Os criadores do PulSUS também pretendem adicionar elementos de “gamificação” ao programa. Isso seria feito por meio de “competições” entre amigos, como quem toma mais corretamente o medicamento ou adere a mais hábitos saudáveis. "As pessoas continuariam aderindo ao tratamento não porque elas se sentem melhor, mas, sim, porque querem receber desconto ou competir com os colegas no aplicativo", destaca Marina Bassi.

Uma preocupação da equipe era com a acessibilidade da população a um aplicativo como esse. Embora a maioria dos brasileiros já tenha acesso à internet e a smartphones, por exemplo, muitos ainda ficam de fora.
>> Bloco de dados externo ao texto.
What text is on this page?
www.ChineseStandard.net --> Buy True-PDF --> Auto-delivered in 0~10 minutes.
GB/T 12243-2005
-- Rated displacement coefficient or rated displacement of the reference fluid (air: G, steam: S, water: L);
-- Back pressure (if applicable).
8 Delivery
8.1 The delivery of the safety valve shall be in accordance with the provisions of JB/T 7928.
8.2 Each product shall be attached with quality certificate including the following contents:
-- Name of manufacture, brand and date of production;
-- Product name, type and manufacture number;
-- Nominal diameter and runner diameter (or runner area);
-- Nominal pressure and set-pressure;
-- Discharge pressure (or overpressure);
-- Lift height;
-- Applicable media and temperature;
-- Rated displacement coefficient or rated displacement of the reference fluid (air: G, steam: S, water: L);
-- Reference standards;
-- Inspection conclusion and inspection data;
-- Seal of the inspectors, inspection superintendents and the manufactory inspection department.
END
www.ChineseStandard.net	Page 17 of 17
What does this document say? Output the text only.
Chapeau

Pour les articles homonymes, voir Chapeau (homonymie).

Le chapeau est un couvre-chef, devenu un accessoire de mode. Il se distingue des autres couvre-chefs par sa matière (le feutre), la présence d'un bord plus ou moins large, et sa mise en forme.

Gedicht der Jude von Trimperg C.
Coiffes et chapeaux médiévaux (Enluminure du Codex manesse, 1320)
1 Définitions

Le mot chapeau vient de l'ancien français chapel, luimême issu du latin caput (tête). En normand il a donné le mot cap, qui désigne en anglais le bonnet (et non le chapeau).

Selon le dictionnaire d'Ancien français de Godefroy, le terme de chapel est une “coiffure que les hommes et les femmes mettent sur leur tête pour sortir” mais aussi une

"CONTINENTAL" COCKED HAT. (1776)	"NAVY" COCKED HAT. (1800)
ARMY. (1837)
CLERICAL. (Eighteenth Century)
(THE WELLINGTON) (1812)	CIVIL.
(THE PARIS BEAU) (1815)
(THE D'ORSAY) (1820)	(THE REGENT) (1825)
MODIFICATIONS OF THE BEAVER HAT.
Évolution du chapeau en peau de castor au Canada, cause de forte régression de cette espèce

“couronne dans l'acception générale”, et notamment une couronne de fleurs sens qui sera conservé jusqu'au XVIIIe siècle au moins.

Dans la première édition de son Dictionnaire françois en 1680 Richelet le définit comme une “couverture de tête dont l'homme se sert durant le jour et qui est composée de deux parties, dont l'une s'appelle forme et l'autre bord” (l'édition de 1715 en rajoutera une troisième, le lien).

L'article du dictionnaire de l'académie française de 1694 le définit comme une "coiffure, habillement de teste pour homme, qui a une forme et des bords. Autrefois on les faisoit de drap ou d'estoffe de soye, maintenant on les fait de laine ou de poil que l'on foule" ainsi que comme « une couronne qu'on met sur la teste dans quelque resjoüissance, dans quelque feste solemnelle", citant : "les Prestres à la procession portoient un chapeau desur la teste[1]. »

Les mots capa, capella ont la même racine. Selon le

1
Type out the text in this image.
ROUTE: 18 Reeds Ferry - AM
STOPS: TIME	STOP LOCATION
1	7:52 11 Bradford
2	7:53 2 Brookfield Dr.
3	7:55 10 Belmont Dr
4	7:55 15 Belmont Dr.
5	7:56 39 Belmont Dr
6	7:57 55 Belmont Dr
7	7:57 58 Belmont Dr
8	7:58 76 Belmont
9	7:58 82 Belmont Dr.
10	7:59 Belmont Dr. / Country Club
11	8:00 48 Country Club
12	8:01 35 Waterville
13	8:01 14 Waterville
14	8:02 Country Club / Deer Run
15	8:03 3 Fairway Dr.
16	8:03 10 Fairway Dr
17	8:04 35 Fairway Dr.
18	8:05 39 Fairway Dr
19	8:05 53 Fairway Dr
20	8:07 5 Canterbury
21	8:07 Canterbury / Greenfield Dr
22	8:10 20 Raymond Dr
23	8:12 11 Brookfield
“Infelizmente, vai ter uma população, talvez ribeirinha do interior do país, que a gente não vai conseguir atingir. Mas o nosso foco, que é o cidadão médio com certos hábitos de vida que o predispõem a doenças cardiovasculares, a gente sabe que muito provavelmente vai ter um celular”, diz Karen Ribeiro.

Após se qualificarem como vencedores gerais e conquistarem o prêmio de US$ 5 mil, agora a equipe está dedicada à etapa de incubação, que foca em colocar o projeto em prática. Eles irão realizar testes e colher resultados para, quem sabe, implementar o programa no país.